Ce fut Steve qui mena la rêverie, et peut-être était-ce seulement lui qui rêvait. Elle, en effet, se contentait d’attendre, comme si elle savait ce qu’elle avait à faire, ce qui allait arriver. C’était inquiétant et amusant à la fois. Il ouvrit la porte et remarqua tout de suite que le soleil brillait de mille feux, un soleil comme il n’y en avait jamais eu dans la région depuis longtemps, plus longtemps encore qu’il ne s’en souvienne jamais. Quelle joie était la sienne que d’être là, sous ce grand disque doré, chaud et doux, presque velouté. Il rattacha aussitôt ce soleil à son aimée, et trouva que s’il faisait aussi beau, c’était parce qu’elle était là, avec lui, près de lui et pour l’éternité. Une petite voix aigue l’interrompit :

« Excusez-moi, vous êtes un ange ? »

C’était une petite fille. Elle se tenait sur le pas de la porte, avec petite poupée sale qu’elle traînait par la main et à qui il manquait les jambes. Malgré ses vêtements déchirés en maints endroits et mal repris, elle était plutôt mignonne, et puis, ses yeux pétillaient, tout son visage souriant exprimait une joie intense. Elle avait posé sa question comme le font les enfants, avec cette innocence étrange qui leur permet de rendre les choses les plus folles normales et presque anodines. Mais que venait faire là cette fillette, se demandait Steve, qui peut-elle être ? Il ne se souvenait pas avoir jamais fais un rêve de la sorte, mais celui-ci l’enchantait.

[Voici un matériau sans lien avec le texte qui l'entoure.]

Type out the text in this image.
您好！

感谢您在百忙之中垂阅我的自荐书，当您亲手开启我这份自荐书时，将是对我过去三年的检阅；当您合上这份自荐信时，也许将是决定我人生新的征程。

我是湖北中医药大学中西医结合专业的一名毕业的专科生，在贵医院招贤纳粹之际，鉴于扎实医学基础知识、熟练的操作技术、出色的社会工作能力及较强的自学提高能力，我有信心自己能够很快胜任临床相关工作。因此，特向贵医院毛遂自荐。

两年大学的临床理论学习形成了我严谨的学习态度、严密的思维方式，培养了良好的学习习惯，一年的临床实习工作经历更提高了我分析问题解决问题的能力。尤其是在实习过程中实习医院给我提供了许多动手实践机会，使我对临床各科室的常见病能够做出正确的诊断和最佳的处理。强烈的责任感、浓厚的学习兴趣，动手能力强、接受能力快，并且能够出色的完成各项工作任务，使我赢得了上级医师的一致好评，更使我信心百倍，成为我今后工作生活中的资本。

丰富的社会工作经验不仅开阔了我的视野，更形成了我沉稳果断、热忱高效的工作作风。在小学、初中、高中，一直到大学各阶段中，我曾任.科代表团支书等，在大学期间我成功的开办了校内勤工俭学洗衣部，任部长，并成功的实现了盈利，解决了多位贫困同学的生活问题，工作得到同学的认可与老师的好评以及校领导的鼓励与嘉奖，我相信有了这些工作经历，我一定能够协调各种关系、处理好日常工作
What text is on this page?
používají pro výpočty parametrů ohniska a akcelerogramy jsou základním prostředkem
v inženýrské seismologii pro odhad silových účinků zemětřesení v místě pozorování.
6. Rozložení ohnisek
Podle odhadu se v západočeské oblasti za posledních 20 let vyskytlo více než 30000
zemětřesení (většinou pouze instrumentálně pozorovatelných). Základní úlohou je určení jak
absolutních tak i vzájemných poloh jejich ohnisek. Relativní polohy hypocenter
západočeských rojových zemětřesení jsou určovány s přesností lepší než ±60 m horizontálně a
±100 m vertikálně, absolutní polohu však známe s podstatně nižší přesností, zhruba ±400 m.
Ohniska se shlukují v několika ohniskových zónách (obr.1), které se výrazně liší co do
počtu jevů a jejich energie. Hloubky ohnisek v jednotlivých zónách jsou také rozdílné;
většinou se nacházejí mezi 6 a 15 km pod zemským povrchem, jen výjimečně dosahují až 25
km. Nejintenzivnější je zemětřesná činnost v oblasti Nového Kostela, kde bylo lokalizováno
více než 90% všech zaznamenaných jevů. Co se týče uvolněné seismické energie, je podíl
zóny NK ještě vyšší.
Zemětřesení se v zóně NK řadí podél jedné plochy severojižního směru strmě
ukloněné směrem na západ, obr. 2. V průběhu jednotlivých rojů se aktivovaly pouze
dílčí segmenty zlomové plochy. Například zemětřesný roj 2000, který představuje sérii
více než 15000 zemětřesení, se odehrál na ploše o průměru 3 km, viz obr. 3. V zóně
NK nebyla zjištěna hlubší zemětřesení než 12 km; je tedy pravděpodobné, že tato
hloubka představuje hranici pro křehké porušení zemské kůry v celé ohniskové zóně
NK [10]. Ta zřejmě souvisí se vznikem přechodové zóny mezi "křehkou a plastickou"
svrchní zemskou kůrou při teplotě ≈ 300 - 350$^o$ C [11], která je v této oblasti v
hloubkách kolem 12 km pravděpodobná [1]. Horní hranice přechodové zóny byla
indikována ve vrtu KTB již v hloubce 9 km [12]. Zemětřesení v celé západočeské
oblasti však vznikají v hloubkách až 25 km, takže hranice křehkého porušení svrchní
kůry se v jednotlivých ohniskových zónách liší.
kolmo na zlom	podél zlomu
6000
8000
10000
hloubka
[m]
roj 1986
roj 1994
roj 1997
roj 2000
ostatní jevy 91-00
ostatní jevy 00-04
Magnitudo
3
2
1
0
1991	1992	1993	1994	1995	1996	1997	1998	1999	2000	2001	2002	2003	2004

« Monsieur, vous êtes un ange ? »

La petite insistait, elle était vexée qu’il la regarde sans lui parler. Mais aux oreilles de Steve, cette voix arriva si déformée qu’elle lui paru bourrue, sombre. À nouveau ce fut cette impression que tout devenait cassant, disharmonieux, horriblement déformé. Le sourire de l’enfant lui fit peur, il y voyait l’envie, l’avarice, l’orgueil, le mal et l’envide de détruire. En quelques instants il vit des flammes danser dans les yeux livides et ne vit de la petite tête plus que le masque démoniaque d’un serpent.

« Qui est-ce ? »

La voix cristalline le ramena à la réalité, ou à ce qui était la réalité dans le rêve, ou simplement à une rêverie plus positive. Les ombres s’écartèrent, les ténèbres disparurent et ce si vite qu’il chercha un moment un quelconque nuage dans le ciel qui eut pu cacher le soleil. Il voulut se réveiller et sut que ce ne serait pas possible. Pour se réconforter, il pensa à ce que dirait son aimée lorsqu’il lui raconterait tout ceci. Mais pour l’heure, c’était elle qui venait, elle qui avait parlé. L’enfant, assurément, lui plut.

« Madame, est-ce que c’est un ange ? »

Cette fois-ci, Steve entendit la question, mais il n’eut pas le temps de répondre, son aimée l’ayant précédé :

« On peut dire ça... comment te nommes-tu, et d’où viens-tu ? »

La petite parut se demander un moment s’il était bon de parler, elle semblait presque effrayée, mais en regardant Steve elle se rassura et répondit.

« J’me nomme Jinny, enfin c’est comme ça que mon père il me nomme. On est parti d’une grande ville, très loin d’ici, et on a beaucoup marché. Il a fait très froid. »

Steve remarqua alors que ses lèvres étaient gercées et le bout de ses doigts était encore un peu bleu. Il observa le soleil, et les traces de froid sur la petite, et se dit que décidément tout allait de travers. Il avait déjà oublié qu’il rêvait, il ne devait plus s’en rappeler alors.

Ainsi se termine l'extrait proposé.